LLMs are not enough
In 2023, Large Language Models (LLMs) took center stage in the AI world, showcasing their ability to perform general tasks through simple prompting. However, as we move through 2024, a significant shift is occurring in the AI landscape. State-of-the-art AI results are increasingly being achieved not by single, monolithic models, but by compound systems with multiple interacting components.
The Emergence of Compound AI Systems
Compound AI Systems are defined as systems that tackle AI tasks using multiple interacting components, including multiple calls to models, retrievers, or external tools. This approach contrasts with traditional AI models, which are simply statistical models like Transformers predicting the next token in text.
Several high-profile examples:
- Google’s AlphaCode 2 uses LLMs to generate up to 1 million possible solutions for programming tasks and then filters them down.
- AlphaGeometry combines an LLM with a traditional symbolic solver to tackle complex mathematical problems.
- In enterprise settings, 60% of LLM applications use some form of retrieval-augmented generation (RAG), and 30% use multi-step chains.
- Microsoft’s chaining strategy exceeded GPT-4’s accuracy on medical exams by 9%
- Google’s Gemini uses a complex inference strategy called CoT@32, which calls the model 32 times for benchmarking.
Why the Shift to Compound Systems?
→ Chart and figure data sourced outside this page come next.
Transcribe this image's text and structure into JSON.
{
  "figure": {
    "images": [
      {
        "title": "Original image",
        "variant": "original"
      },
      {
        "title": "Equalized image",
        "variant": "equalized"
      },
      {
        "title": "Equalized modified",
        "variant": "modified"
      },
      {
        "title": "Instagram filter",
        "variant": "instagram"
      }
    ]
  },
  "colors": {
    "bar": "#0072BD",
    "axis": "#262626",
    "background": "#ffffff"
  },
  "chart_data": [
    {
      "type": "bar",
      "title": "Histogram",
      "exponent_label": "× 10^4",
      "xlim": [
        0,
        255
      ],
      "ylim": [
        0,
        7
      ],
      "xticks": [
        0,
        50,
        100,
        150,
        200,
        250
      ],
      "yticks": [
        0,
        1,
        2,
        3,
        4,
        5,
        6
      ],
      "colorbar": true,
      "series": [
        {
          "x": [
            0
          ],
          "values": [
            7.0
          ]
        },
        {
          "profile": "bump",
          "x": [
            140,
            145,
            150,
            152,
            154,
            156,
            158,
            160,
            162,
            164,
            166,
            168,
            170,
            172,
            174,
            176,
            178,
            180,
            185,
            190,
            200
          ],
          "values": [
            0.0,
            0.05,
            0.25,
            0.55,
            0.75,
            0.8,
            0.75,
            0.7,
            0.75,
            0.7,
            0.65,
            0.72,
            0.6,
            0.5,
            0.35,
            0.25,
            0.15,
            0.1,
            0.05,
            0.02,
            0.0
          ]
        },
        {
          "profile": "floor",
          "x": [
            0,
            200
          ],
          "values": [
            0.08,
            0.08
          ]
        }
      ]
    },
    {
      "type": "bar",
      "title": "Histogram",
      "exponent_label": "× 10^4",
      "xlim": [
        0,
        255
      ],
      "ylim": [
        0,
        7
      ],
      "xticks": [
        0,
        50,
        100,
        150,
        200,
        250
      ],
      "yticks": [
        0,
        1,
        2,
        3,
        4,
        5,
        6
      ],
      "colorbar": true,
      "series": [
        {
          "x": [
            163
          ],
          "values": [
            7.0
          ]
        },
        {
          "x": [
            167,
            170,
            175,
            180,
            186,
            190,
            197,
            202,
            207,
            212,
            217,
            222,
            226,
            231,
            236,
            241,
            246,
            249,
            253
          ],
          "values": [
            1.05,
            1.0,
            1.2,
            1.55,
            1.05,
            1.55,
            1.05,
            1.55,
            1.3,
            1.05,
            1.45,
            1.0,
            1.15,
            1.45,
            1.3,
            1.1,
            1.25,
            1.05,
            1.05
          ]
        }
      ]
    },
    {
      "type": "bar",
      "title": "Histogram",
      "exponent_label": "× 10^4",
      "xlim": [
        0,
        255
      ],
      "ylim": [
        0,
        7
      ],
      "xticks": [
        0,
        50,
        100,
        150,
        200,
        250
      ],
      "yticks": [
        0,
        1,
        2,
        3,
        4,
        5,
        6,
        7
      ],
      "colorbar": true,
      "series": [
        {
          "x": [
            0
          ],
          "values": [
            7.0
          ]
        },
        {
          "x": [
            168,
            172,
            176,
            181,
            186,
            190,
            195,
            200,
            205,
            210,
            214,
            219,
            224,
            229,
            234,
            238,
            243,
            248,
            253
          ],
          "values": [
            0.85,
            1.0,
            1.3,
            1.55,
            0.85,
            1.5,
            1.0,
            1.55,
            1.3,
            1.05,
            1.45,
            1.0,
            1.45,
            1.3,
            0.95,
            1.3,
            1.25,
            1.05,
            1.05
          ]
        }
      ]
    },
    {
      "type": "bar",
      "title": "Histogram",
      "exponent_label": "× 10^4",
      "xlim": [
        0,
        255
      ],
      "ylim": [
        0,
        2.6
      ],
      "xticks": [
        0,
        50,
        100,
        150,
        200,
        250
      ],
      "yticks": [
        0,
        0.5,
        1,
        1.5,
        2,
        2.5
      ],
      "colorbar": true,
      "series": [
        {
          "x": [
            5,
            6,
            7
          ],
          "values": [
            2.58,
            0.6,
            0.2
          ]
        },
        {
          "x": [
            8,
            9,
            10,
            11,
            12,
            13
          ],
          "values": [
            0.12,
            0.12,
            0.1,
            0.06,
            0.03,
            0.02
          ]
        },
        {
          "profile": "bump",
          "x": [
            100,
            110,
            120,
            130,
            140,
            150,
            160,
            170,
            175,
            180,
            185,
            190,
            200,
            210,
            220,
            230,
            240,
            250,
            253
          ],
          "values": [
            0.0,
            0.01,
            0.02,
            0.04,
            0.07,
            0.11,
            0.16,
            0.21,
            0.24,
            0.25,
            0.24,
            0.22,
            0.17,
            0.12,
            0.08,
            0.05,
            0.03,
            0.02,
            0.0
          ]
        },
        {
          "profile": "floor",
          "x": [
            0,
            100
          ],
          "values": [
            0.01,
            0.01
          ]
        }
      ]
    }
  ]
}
Several factors are driving this trend:
- Ease of Improvement: For many tasks, improving system design offers better returns than scaling up model size.
- Dynamic Capabilities: Systems can incorporate timely data and respect access controls, overcoming limitations of static training datasets.
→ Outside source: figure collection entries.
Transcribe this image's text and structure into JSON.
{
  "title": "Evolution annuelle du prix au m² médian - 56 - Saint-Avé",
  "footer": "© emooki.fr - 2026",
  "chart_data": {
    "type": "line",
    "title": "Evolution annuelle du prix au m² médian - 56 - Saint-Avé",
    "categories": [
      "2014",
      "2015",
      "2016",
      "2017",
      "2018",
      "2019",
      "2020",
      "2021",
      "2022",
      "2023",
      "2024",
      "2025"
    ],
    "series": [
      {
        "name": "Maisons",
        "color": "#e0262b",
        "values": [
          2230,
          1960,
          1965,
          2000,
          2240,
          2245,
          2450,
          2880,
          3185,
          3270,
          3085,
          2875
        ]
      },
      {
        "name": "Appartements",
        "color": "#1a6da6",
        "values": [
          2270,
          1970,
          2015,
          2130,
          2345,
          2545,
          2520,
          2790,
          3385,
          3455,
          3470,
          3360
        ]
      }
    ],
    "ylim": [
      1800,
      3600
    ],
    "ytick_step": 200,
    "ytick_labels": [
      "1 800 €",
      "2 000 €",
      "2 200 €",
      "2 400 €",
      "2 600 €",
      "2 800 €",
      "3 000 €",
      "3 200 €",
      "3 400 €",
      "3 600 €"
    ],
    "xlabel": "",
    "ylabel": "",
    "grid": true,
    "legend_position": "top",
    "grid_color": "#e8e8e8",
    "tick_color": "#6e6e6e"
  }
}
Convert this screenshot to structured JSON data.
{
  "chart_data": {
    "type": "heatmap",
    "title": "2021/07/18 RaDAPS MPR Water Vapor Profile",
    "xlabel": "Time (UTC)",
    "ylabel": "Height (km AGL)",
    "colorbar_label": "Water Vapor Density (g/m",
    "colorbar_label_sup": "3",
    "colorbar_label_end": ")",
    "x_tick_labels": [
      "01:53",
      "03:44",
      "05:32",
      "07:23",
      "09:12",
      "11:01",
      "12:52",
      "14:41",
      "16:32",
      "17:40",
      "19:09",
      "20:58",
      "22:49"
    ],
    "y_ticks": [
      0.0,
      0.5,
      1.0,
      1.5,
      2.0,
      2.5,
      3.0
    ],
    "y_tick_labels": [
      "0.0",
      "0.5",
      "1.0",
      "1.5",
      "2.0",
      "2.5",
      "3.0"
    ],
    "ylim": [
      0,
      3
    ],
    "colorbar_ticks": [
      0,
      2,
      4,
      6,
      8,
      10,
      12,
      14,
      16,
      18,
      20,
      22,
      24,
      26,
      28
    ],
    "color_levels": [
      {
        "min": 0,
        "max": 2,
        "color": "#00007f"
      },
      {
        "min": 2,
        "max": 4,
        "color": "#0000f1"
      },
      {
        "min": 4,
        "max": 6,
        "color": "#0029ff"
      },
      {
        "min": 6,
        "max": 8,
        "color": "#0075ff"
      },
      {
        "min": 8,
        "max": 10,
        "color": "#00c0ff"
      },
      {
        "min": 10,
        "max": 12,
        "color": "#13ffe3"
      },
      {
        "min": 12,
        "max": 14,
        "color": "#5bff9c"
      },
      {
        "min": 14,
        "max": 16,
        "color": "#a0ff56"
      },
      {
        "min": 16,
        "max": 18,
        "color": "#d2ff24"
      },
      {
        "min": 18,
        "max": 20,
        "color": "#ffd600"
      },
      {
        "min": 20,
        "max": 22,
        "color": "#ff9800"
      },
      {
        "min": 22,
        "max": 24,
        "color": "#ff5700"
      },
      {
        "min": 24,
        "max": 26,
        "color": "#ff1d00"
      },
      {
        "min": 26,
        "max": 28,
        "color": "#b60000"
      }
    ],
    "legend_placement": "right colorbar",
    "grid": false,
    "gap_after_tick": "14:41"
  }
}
- Enhanced Control and Trust: Compound systems allow for better control of AI behavior and can increase user trust through features like fact verification.
- Flexibility in Performance and Cost: Systems can be tailored to meet varied performance goals and budget constraints.
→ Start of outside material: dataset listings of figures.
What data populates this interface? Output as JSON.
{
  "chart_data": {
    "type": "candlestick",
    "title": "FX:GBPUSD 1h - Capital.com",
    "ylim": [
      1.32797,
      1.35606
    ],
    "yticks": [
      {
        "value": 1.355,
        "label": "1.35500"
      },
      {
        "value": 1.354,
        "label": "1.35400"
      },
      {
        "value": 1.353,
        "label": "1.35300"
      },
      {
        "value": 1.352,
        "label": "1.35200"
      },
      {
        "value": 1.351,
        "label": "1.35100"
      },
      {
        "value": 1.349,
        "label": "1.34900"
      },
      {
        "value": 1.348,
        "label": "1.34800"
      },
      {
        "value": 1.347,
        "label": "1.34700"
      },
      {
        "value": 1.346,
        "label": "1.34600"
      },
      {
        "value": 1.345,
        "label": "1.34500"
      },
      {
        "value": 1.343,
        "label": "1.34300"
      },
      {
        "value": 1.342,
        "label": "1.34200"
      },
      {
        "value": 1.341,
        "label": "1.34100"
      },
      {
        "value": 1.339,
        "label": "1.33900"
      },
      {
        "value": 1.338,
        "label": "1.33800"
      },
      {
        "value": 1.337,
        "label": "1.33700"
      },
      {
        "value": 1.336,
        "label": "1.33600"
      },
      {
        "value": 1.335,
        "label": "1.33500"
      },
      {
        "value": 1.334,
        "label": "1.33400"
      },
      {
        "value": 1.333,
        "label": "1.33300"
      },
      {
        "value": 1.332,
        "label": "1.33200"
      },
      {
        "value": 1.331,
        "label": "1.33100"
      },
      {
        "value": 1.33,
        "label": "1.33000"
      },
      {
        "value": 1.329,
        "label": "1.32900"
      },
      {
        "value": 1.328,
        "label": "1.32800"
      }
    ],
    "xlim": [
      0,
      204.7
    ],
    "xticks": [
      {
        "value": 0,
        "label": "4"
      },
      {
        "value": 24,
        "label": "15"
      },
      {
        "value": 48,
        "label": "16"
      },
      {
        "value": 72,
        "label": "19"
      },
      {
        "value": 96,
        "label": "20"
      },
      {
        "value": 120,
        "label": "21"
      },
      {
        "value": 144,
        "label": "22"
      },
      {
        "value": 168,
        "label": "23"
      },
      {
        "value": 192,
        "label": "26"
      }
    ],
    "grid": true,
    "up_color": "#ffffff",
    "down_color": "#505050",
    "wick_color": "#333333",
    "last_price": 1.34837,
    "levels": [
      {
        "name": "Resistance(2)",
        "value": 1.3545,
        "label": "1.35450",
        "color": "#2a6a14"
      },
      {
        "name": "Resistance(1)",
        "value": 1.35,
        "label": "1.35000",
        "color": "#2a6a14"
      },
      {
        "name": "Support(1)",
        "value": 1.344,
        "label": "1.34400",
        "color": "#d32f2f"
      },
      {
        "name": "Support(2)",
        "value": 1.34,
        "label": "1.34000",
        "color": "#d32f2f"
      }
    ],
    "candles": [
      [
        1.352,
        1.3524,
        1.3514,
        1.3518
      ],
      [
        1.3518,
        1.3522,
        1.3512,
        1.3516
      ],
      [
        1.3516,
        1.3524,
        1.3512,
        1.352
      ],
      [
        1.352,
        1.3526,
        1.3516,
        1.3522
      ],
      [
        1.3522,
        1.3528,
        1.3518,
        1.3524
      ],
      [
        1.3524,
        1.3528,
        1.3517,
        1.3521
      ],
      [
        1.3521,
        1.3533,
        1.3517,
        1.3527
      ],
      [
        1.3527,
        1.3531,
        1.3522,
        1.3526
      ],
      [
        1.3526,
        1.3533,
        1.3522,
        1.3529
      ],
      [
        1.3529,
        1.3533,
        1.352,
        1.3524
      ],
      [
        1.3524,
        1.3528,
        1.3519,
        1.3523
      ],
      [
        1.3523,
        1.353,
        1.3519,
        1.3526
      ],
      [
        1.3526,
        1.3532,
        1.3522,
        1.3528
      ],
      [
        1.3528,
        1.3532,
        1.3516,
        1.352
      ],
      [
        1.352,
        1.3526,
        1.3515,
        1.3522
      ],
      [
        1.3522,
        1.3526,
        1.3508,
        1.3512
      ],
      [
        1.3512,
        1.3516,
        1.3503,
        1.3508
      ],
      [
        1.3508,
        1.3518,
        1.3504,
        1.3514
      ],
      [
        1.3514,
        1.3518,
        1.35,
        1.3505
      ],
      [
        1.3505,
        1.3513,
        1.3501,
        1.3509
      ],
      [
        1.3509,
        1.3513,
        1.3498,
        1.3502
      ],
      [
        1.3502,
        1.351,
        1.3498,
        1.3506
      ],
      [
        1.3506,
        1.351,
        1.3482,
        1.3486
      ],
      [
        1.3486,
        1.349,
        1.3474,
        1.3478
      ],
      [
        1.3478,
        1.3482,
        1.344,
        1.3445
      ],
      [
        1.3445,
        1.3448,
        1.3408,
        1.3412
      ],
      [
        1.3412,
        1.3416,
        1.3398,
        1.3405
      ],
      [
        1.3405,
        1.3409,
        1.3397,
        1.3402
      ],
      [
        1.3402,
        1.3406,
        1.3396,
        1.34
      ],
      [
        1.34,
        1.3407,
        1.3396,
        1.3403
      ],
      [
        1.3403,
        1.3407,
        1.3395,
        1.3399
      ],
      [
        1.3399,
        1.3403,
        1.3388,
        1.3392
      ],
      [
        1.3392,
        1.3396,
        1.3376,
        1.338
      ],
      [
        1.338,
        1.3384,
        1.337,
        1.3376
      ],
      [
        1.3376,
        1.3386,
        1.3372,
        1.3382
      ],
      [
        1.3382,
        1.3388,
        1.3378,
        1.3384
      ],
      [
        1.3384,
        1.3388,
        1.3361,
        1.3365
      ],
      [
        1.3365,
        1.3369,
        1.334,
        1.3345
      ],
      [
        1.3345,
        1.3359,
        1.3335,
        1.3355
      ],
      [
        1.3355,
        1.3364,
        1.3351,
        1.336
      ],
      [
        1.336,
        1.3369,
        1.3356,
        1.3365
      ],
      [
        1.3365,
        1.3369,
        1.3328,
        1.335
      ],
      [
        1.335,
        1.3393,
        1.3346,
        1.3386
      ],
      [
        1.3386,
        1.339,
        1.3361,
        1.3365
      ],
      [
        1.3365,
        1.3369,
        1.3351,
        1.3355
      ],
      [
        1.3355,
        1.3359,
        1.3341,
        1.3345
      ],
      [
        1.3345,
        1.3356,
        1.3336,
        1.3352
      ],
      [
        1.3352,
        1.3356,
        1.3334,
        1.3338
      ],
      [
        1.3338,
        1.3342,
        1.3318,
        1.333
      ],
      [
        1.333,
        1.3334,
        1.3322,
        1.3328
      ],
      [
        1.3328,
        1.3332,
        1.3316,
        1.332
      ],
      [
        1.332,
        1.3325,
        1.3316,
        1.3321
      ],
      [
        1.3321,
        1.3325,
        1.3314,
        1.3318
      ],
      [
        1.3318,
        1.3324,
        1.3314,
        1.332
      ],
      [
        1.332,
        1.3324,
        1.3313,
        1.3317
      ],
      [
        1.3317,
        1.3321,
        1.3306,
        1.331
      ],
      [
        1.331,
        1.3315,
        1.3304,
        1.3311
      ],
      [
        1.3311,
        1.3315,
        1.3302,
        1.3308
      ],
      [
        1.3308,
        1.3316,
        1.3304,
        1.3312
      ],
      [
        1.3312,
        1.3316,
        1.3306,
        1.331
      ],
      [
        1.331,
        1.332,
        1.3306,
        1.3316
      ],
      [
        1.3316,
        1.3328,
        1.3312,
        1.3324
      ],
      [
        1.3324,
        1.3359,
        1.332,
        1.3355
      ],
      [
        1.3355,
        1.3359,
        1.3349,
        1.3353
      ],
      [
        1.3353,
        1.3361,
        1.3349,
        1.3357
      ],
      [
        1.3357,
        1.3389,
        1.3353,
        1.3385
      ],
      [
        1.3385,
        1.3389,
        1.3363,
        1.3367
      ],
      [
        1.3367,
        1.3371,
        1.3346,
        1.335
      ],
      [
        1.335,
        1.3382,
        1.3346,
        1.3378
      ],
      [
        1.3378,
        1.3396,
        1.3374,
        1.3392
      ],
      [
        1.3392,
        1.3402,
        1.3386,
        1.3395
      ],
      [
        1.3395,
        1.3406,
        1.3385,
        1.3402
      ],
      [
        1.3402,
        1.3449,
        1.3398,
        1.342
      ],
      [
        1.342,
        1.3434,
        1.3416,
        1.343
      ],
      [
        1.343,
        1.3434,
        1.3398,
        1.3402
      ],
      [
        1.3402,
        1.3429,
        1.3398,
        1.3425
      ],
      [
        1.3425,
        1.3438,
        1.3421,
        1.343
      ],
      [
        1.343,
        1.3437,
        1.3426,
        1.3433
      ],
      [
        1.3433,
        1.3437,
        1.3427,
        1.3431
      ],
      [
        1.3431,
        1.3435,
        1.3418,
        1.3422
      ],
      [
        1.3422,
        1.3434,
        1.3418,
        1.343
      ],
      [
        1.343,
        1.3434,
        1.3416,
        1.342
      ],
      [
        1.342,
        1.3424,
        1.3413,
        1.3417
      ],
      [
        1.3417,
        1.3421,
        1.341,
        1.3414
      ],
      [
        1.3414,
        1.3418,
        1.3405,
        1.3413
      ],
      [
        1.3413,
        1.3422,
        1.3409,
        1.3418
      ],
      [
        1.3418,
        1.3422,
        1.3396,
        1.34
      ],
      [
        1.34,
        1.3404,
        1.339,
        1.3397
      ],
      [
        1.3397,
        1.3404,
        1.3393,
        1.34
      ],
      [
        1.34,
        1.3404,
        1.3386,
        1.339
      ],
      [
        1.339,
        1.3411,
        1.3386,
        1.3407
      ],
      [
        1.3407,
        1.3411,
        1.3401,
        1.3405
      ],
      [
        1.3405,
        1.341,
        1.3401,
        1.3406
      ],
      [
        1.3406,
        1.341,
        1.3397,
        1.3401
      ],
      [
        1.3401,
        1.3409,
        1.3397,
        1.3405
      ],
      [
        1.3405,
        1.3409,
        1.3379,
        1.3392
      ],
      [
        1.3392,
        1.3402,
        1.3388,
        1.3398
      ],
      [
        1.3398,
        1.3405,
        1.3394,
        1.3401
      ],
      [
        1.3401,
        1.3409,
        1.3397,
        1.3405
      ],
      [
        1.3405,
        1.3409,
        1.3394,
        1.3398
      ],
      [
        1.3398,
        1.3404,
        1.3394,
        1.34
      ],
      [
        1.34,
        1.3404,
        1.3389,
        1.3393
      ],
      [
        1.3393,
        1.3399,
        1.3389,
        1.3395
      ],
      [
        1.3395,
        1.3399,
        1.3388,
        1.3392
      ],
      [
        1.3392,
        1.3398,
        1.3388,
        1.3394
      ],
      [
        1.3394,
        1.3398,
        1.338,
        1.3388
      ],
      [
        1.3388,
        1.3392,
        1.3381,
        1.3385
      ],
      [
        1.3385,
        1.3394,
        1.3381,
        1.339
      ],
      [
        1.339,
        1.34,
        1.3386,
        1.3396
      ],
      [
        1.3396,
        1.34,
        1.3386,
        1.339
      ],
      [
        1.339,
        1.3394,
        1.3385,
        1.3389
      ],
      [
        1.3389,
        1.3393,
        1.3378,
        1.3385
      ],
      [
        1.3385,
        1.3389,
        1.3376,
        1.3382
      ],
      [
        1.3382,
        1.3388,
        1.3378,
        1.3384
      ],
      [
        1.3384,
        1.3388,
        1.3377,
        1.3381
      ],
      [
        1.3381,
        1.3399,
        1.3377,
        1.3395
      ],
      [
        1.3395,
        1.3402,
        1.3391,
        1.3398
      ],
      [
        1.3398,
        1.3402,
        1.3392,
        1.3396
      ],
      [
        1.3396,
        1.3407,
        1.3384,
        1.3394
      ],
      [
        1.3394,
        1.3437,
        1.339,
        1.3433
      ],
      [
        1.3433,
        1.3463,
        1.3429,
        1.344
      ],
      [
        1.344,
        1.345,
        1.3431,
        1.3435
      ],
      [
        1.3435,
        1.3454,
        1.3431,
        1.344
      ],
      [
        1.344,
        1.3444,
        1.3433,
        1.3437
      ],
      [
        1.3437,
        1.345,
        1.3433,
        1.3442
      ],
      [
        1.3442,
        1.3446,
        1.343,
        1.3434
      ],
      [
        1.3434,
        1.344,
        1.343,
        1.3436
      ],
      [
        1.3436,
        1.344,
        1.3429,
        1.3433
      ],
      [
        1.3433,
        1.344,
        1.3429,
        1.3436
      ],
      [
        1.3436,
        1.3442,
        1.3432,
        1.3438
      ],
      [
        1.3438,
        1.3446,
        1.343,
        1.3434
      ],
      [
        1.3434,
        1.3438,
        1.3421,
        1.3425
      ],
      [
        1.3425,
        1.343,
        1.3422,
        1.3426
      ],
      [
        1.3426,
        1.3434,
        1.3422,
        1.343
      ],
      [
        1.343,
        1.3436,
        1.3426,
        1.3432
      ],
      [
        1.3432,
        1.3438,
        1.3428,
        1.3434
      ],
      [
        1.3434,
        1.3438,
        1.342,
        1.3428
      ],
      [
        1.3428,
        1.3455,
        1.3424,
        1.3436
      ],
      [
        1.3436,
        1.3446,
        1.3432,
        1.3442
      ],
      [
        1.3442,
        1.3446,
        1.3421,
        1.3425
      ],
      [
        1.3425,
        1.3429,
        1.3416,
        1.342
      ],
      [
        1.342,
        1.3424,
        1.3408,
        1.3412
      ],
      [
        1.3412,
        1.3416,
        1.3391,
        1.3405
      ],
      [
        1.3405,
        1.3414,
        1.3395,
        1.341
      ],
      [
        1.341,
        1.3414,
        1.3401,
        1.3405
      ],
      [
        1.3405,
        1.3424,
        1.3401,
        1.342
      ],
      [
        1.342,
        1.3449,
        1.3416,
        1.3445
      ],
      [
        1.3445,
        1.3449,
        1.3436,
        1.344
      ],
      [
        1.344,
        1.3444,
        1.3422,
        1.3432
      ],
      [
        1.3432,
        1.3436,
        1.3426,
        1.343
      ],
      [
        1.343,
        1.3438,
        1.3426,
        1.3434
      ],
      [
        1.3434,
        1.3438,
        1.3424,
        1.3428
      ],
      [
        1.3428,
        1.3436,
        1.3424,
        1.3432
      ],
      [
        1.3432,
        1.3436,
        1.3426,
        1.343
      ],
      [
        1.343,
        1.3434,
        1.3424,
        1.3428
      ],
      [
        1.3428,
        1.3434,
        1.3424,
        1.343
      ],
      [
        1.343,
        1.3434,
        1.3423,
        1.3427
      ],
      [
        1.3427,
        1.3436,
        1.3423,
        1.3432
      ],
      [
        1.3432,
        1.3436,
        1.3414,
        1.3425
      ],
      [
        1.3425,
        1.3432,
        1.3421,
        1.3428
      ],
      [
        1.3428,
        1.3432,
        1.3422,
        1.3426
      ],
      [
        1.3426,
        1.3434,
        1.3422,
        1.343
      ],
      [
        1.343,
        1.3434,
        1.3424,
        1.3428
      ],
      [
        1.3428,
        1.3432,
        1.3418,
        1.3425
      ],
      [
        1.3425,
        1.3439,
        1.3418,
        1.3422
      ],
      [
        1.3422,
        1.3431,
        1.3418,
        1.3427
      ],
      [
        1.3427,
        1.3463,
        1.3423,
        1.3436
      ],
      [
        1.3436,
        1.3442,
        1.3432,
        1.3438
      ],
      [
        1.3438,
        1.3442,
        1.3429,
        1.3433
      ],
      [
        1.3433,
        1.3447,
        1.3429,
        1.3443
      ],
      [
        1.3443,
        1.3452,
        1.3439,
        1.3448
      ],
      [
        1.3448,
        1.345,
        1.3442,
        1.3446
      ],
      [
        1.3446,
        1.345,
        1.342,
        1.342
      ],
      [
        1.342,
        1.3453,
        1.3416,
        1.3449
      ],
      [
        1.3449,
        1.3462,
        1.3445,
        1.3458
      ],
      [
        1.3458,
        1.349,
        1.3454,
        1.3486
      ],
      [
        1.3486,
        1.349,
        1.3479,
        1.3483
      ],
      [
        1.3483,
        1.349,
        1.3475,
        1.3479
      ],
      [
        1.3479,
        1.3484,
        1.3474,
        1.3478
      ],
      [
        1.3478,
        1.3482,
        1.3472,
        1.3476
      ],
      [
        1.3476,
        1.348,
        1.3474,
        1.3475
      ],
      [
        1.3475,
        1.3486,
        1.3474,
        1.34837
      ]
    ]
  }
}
Challenges in Developing Compound AI Systems
While promising, compound AI systems present new challenges:
- Design Space: The range of possible system designs is vast, requiring careful exploration and resource allocation.
- Optimization: Co-optimizing multiple components to work well together is complex, especially with non-differentiable components.
- Operation: MLOps becomes more challenging, requiring new tools for monitoring, debugging, and securing these complex systems.
Emerging Approaches and Solutions
To address these challenges, several new approaches are emerging:
- Composition Frameworks: Tools like LangChain, LlamaIndex, and AutoGPT help developers build applications with multiple AI components.
- Automatic Optimization: Frameworks like DSPy aim to optimize systems composed of LLM calls and other tools to maximize target metrics.
- Cost Optimization: FrugalGPT and AI gateways help route inputs to different AI model cascades to optimize performance within budget constraints.
- Advanced Operations: New LLMOps and DataOps tools are being developed to monitor and debug complex AI systems more effectively.
The Future of AI Development
As AI continues to evolve, compound systems are likely to remain at the forefront of innovation. They offer a way to maximize AI quality and reliability beyond what single models can achieve. This shift opens new possibilities for AI applications but also requires developers to adapt their approaches and toolsets.
The trend towards compound AI systems represents a maturation of the field, moving from the excitement of individual powerful models to the engineering of sophisticated AI solutions. As we progress through 2024 and beyond, mastering the art of designing, optimizing, and operating these systems will likely become a crucial skill for AI developers and researchers alike.